An existing article in the 2009 Health Law, however, places no such restriction on when a rape victim may get an abortion. The new rule, critics say, will give rape victims virtually no time to make a clear and informed decision about whether they want to abort the fetus.

"There shouldn't be this 40-day restriction," Masruchah, a member of the National Commission on Violence Against Women, or Komnas HAM, told the Jakarta Globe on Tuesday. "Rape victims in rural areas, for instance, often never find out that they're pregnant" until two or three months later, she added.

Suryono Slamet Iman Santoso, a gynecologist at Jakarta's Abdi Waluyo Hospital and former reproductive health lecturer at the University of Indonesia, notes that most women don't even think about testing for pregnancy until after 40 days from their last period.

"That's when their expected period is typically about two weeks late. So it's only after 40 days that you can make a reasonably accurate determination of whether a woman is pregnant or not," he told the Globe. "I believe there shouldn't be this restriction. It will be hard to implement," he added.

The new regulation also fleshes out the process for determining what constitutes a life-threatening health condition for the mother or fetus, which is another circumstance in which a woman may get an abortion – but restricts this too by requiring that the woman obtain approval from her husband. No such condition is listed in the 2009 Health Law.
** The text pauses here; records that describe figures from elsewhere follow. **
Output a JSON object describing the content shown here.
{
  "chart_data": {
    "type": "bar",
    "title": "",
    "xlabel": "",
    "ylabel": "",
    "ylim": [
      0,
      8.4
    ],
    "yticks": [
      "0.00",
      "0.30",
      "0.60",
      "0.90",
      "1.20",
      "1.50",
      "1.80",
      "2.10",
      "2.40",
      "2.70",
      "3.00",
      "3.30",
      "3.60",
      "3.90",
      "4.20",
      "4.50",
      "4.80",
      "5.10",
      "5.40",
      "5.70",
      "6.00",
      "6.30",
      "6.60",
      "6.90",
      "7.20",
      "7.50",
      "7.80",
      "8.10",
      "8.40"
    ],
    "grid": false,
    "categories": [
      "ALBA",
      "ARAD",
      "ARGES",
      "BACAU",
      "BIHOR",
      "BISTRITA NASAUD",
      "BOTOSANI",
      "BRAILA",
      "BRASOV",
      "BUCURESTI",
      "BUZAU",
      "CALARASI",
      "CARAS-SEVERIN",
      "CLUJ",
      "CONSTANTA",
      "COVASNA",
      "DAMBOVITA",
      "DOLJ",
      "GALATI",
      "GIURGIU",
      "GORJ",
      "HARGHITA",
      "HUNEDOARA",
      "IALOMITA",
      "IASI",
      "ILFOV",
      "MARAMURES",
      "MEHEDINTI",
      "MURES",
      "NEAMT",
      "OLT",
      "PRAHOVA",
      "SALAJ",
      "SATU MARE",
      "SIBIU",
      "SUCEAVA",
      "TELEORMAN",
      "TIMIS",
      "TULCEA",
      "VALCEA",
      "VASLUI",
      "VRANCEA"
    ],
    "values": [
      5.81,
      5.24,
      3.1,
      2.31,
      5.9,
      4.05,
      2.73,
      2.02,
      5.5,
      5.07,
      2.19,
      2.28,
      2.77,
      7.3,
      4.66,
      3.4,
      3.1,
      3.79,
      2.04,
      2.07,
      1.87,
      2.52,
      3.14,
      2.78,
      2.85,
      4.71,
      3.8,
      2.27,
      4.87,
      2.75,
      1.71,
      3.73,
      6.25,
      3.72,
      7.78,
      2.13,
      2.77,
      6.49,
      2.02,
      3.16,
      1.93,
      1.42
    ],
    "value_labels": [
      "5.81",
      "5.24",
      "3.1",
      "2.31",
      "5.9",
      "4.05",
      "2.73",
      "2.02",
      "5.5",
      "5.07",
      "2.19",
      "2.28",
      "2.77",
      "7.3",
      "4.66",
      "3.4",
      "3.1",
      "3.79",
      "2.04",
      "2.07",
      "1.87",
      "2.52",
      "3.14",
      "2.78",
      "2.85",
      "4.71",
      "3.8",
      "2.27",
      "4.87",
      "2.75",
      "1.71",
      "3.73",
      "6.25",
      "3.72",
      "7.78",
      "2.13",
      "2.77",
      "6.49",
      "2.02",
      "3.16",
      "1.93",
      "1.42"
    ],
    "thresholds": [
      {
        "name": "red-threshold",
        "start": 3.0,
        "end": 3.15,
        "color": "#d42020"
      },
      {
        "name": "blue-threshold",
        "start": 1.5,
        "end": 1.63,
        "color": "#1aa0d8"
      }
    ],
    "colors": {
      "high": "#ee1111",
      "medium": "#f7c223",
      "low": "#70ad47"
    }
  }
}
Government officials, however, are crowing over what they call a progressive regulation, saying that it places women's health at the fore.

"It takes into consideration every aspect of the health, safety and comfort of the woman, her family and the fetus," Anung Sugihantono, the Health Ministry's director general for maternal and child health, said in Jakarta on Tuesday. "It should also be understood that this regulation does not legalize abortion," he added.

The government regulation will be shored up with a Health Ministry regulation that details the processes and mechanisms for a legal abortion, Anung said.